Debate Magazine

Fun Online Poll: The Value of a Place in a Queue

Posted on the 20 April 2015 by Markwadsworth @Mark_Wadsworth

The results to last week's Fun Online Poll were as follows:
What has more influence on the value of your place in a queue?
The number of people in front of you - 40%
The number of people behind you - 60%

That's a bit disappointing, given how easy the question is. If people had chosen at random, the result would have been barely different.
It is also strange that the known Georgists get it straight away, but the known Homeys twist and turn and say "Ah yes but…" and bring all sorts of other variables into the question.
Clearly, the answer is that the number of people behind you has a more influence (everything else being equal). As Thomas Hall explains:
If you join a queue of ten at a bank, and you wait ten minutes and all the time no-one else joins, you might feel annoyed/the biggest loser.
Conversely, if you join a queue of ten at a bank, and immediately afterwards loads more people join the queue, you feel happy you got in at the right time- even if in both instances you wait identical times to be seen.

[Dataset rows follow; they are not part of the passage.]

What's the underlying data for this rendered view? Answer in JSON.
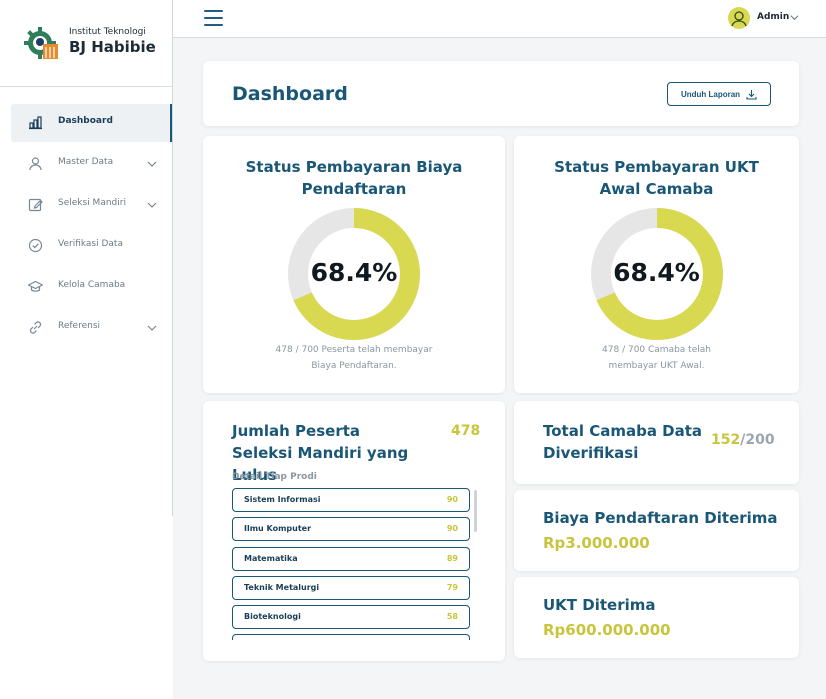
{
  "brand": {
    "line1": "Institut Teknologi",
    "line2": "BJ Habibie"
  },
  "sidebar": {
    "items": [
      {
        "label": "Dashboard",
        "icon": "bar-chart-icon",
        "active": true,
        "has_submenu": false
      },
      {
        "label": "Master Data",
        "icon": "user-icon",
        "active": false,
        "has_submenu": true
      },
      {
        "label": "Seleksi Mandiri",
        "icon": "edit-icon",
        "active": false,
        "has_submenu": true
      },
      {
        "label": "Verifikasi Data",
        "icon": "check-circle-icon",
        "active": false,
        "has_submenu": false
      },
      {
        "label": "Kelola Camaba",
        "icon": "graduation-cap-icon",
        "active": false,
        "has_submenu": false
      },
      {
        "label": "Referensi",
        "icon": "link-icon",
        "active": false,
        "has_submenu": true
      }
    ]
  },
  "topbar": {
    "user_name": "Admin"
  },
  "header": {
    "title": "Dashboard",
    "report_button": "Unduh Laporan"
  },
  "pendaftaran": {
    "title": "Status Pembayaran Biaya Pendaftaran",
    "percent_label": "68.4%",
    "fraction": 0.684,
    "caption": "478 / 700 Peserta telah membayar Biaya Pendaftaran."
  },
  "ukt": {
    "title": "Status Pembayaran UKT Awal Camaba",
    "percent_label": "68.4%",
    "fraction": 0.684,
    "caption": "478 / 700 Camaba telah membayar UKT Awal."
  },
  "lulus": {
    "title": "Jumlah Peserta Seleksi Mandiri yang Lulus",
    "total": "478",
    "subtitle": "Detail Tiap Prodi",
    "prodi": [
      {
        "name": "Sistem Informasi",
        "value": "90"
      },
      {
        "name": "Ilmu Komputer",
        "value": "90"
      },
      {
        "name": "Matematika",
        "value": "89"
      },
      {
        "name": "Teknik Metalurgi",
        "value": "79"
      },
      {
        "name": "Bioteknologi",
        "value": "58"
      }
    ]
  },
  "verifikasi": {
    "title": "Total Camaba Data Diverifikasi",
    "count": "152",
    "separator": "/",
    "total": "200"
  },
  "biaya": {
    "title": "Biaya Pendaftaran Diterima",
    "amount": "Rp3.000.000"
  },
  "ukt_received": {
    "title": "UKT Diterima",
    "amount": "Rp600.000.000"
  },
  "colors": {
    "primary": "#1a5776",
    "accent": "#d8d950",
    "track": "#e6e6e6"
  }
}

How do we measure the value of a place in a queue? How likely you are to leave it and start again.
If there is nobody behind you, you are quite happy to nip off and do something else and come back later. If there are loads of people behind you, then you are more likely to stay put. That is entirely independent of how many people are in front of you.
Equally clear is that nearer the front you are, the more your place is worth, but that is because the nearer the front you are, the more people are behind you.